Now, we build an admin generator which shows the number of tags per blog post on the list, with 20 results per page. This means we will have 1 SQL request to retrieve the 20 posts and 1 SQL request per post to retrieve the tag count. Taking into account the count request of the pager, we will have a total of 22 requests. This will get worse if we choose to display more blog posts at a time.

There is a way to optimize this with Doctrine!

Add count into the query

Let's add the calculation of the tag count to the request that retrieves the blog posts.

It could look like that:

  // lib/model/doctrine/BlogPostTable.class.php

  /**
   * Find a blog post by its id.
   * @param integer $id
   * @return BlogPost|false
   */
  public function findById($id)
  {
    // Subquery that counts the number of tags per post.
    $sub_query = '(SELECT COUNT(t.id) FROM BlogPostTag t WHERE blog_post_id = '.$id.')';

    $query = $this->createQuery('bp')
      ->select('bp.*')
      ->addSelect($sub_query.' as nb_tags') // the number of tags will be in the nb_tags variable
      ->where('bp.id = ?', $id);

    return $query->execute();
  }
Explanations
  • The $subquery counts the number of tags for the blog post in SQL
  • Create a query that retrieves blog post by its id
  • Add the $subquery into the select with an alias 'nb_tags'. You have to specify what you want to select first to use the addSelect method, otherwise, it will not work.
  • Return the execution of the query
Result

The result of the query should be an instance of a DoctrineRecord (false if no blog post is found) which contains the result of the subquery into its protected array `$values`. As it is a protected attribute of the Doctrine_Record class it can be accessed in your BlogPost model class.

Create a smart getter

So now that we get the value of 'nb_tags' into the hydrated record we can write a getter that returns this value in a smart way.

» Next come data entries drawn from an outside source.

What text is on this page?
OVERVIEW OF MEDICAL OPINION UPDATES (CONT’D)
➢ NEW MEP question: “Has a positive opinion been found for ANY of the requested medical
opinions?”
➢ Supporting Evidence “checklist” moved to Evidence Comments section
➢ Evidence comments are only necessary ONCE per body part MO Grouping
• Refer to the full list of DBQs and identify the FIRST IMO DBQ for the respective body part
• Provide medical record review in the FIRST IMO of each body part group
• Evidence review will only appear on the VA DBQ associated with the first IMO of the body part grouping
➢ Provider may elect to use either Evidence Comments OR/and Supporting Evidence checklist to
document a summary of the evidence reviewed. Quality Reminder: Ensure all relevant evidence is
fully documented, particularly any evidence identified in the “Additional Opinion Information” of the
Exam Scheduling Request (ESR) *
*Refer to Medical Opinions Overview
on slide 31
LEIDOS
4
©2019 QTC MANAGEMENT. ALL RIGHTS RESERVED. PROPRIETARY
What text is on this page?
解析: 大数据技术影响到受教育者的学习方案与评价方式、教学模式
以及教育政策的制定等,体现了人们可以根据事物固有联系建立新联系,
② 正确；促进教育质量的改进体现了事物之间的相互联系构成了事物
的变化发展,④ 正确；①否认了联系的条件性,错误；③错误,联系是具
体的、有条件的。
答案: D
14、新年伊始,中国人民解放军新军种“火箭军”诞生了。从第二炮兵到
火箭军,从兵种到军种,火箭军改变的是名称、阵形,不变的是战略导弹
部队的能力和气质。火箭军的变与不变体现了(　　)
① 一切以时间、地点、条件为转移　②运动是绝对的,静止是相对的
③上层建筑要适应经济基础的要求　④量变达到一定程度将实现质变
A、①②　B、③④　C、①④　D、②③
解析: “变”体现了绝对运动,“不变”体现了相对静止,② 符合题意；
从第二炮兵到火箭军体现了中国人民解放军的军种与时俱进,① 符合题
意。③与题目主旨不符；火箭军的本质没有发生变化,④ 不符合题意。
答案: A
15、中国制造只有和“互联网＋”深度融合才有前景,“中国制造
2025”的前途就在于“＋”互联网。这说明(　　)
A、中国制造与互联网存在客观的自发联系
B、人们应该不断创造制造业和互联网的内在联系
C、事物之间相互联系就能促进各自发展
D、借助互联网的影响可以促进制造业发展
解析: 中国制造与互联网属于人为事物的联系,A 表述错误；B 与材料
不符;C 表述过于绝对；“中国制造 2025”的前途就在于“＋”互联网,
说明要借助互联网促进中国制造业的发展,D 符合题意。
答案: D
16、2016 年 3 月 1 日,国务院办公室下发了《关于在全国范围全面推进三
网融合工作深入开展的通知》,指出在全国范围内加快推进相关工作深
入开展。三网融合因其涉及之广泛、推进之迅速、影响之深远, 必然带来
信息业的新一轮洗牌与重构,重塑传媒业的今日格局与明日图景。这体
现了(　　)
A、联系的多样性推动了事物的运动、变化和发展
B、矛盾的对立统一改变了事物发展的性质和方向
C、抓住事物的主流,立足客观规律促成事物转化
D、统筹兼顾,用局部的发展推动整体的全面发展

First of all, you should add an attribute to your model class to store the number of tags:

  // lib/model/doctrine/BlogPost.class.php

  /**
   * The number of tags of the blog post.
   * @var Integer
   */
  protected $nb_tags = null;

Then, implement the getNbTags() that will return the value of the 'nbtags' key in the $values array of the doctrine record. But what if the record has been found by using another query? The 'nb_tags' will not exist so you have to test it otherwise you might face an exception. This is how you should write your getter:

  // lib/model/doctrine/BlogPost.class.php

  /**
   * Return the number of tags related to the blog post.
   *
   * @return Integer
   */
  public function getNbTags()
  {
    // The number of tags is not yet set
    if (is_null($this->nb_tags)
    {
      // the variable added in the SQL request will be found in the $_values of the doctrine record
      if (isset($this->_values['nb_tags']))
      {
        $this->nb_tags = $this->_values['nb_tags'];
      }
      else
      {
        /**
         * The number of tags has not been set in the SQL request
         * Doctrine will lazy load every tag and count them all.
         * This could be optimized by overwriting the createQuery method,
         * adding a left join to the tag table automatically in BlogPostTable.class.php
         * (beware, it can lead to unwanted side effects)
         */
        $this->nb_tags = $this->getTags()->count();
      }
    }

    return $this->nb_tags;
  }

Conclusion

So what have we achieved? Simple: we reduced the number of SQL requests in our admin gen from 22 to 2! One to retrieve the blog posts with the number of related tags, and the other by the Doctrine pager. Obviously, this trick isn't restricted to admin generators, so think of the many situations where you can use it!